Braised ox heart

I remember having heart as a child, and enjoying it, so when I came across it on the Wild Beef stall, I had to try it. (It is cheap, too: £4.50 for a heart which will feed two people easily, or four people if there are enough vegetables).

I was told that because it was good quality muscle meat one could just cut the heart into strips and fry it quickly. I didn’t try this, because it wasn’t how I remembered it and I wasn’t sure how well it would work. So here is what I did instead. I didn’t look up any recipes – I just guessed. So I may have made many mistakes, but the result was still very edible.

To prepare the heart: Cut it open and remove anything that is obviously not meaty. For instance, there are strong sinews holding the whole thing in shape, and there may also be tough linings to some of the blood vessels and heart valves. How much you remove depends on how sharp your knife is, how sharp your eyes are, and how confident you are. I removed quite a lot because I wasn’t very confident. I’ll take more care next time.

I also removed the layer of fat on the outside of the heart, but on reflection I think I needn’t have done that because the fat would have melted away during cooking. It was only a thin layer anyway.

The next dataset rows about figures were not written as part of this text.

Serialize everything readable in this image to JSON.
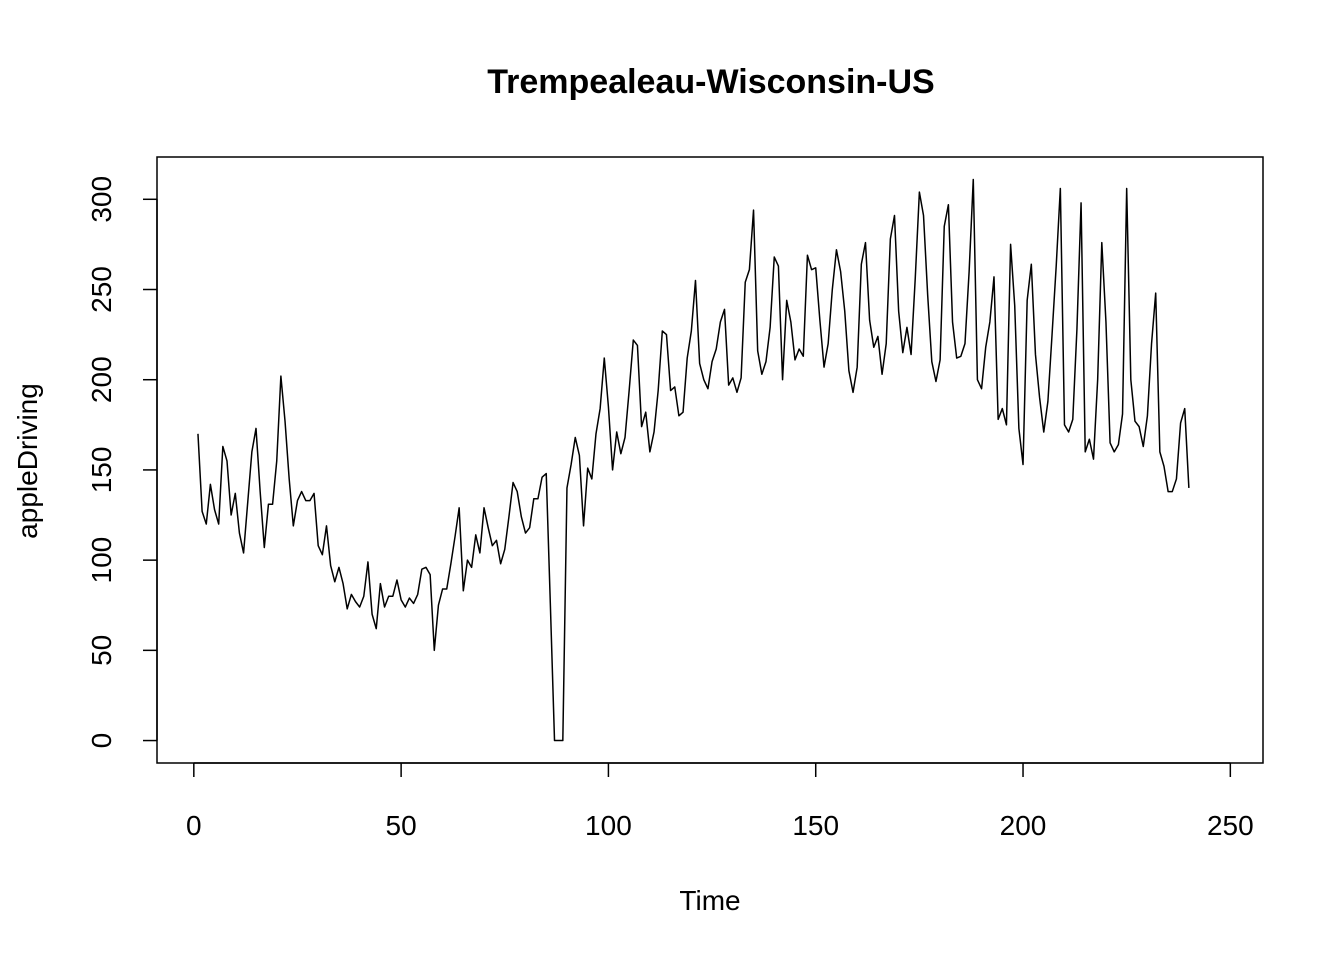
{
  "chart_data": {
    "type": "line",
    "title": "Trempealeau-Wisconsin-US",
    "xlabel": "Time",
    "ylabel": "appleDriving",
    "xlim": [
      1,
      248
    ],
    "ylim": [
      0,
      311
    ],
    "x_ticks": [
      0,
      50,
      100,
      150,
      200,
      250
    ],
    "y_ticks": [
      0,
      50,
      100,
      150,
      200,
      250,
      300
    ],
    "grid": false,
    "legend": "none",
    "line_color": "#000000",
    "series": [
      {
        "x_start": 1,
        "x_step": 1,
        "values": [
          170,
          127,
          120,
          142,
          128,
          120,
          163,
          155,
          125,
          137,
          115,
          104,
          132,
          160,
          173,
          138,
          107,
          131,
          131,
          155,
          202,
          177,
          145,
          119,
          133,
          138,
          133,
          133,
          137,
          108,
          103,
          119,
          97,
          88,
          96,
          87,
          73,
          81,
          77,
          74,
          80,
          99,
          70,
          62,
          87,
          74,
          80,
          80,
          89,
          78,
          74,
          79,
          76,
          81,
          95,
          96,
          92,
          50,
          75,
          84,
          84,
          98,
          113,
          129,
          83,
          100,
          96,
          114,
          104,
          129,
          118,
          108,
          111,
          98,
          106,
          124,
          143,
          138,
          124,
          115,
          118,
          134,
          134,
          146,
          148,
          75,
          0,
          0,
          0,
          140,
          153,
          168,
          158,
          119,
          151,
          145,
          170,
          184,
          212,
          185,
          150,
          171,
          159,
          168,
          194,
          222,
          219,
          174,
          182,
          160,
          171,
          194,
          227,
          225,
          194,
          196,
          180,
          182,
          212,
          227,
          255,
          209,
          200,
          195,
          210,
          217,
          232,
          239,
          197,
          201,
          193,
          201,
          254,
          261,
          294,
          216,
          203,
          210,
          229,
          268,
          263,
          200,
          244,
          232,
          211,
          217,
          213,
          269,
          261,
          262,
          233,
          207,
          220,
          250,
          272,
          260,
          238,
          205,
          193,
          207,
          264,
          276,
          233,
          218,
          224,
          203,
          220,
          278,
          291,
          238,
          215,
          229,
          214,
          256,
          304,
          291,
          247,
          210,
          199,
          211,
          285,
          297,
          232,
          212,
          213,
          220,
          260,
          311,
          200,
          195,
          218,
          232,
          257,
          178,
          184,
          175,
          275,
          241,
          173,
          153,
          244,
          264,
          214,
          190,
          171,
          188,
          225,
          263,
          306,
          175,
          171,
          178,
          228,
          298,
          160,
          167,
          156,
          200,
          276,
          232,
          165,
          160,
          164,
          181,
          306,
          200,
          177,
          174,
          163,
          180,
          220,
          248,
          160,
          152,
          138,
          138,
          145,
          176,
          184,
          140
        ]
      }
    ]
  }
}
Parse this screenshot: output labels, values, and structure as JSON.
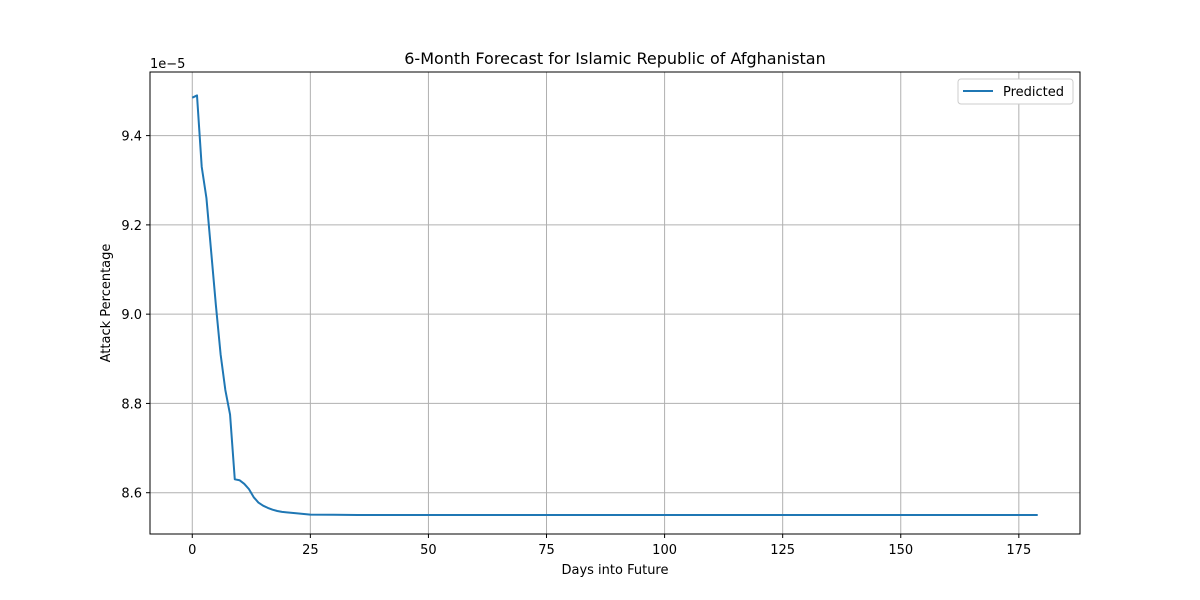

Chop the meat into small pieces. I would guess that mine were a bit smaller than half-inch or one-centimetre cubes.


Heat the oven to 170°C.

Heat a small amount of oil in a frying pan. Put the meat into it and fry it until the outside of most of the cubes is brown. You are not trying to cook the meat, only seal it. A thick gravy will come out of the meat, which means that your frying will turn into boiling eventually. Don’t worry about that: it probably means that you have done enough frying and you can stop. Salt the meat a little when you are frying it, but not much, because not much salt is needed.

Put the meat into a casserole together with a 400g tin of chopped tomatoes (mine were “chopped tomatoes with garlic and olive oil”). I put the tomatoes in the casserole and heated it on the stove until the tomatoes were starting to boil, then added the meat. But equally you could add the tomatoes to the frying pan and turn up the heat until everything is at boiling point, and then pour it all into the casserole together.

Put the lid onto the casserole and put it into the oven. Set the timer for 70 minutes, and go to bed. In the morning, take it out and put it in the fridge. When you want to eat it, warm it up.

This means that in practice it will have cooked for a bit more than 70 minutes, because the oven will have taken time to cool down after it switched itself off. So for a daytime version of this recipe, you might say “80 minutes and take it out”, or “70 minutes and then have a look at it”.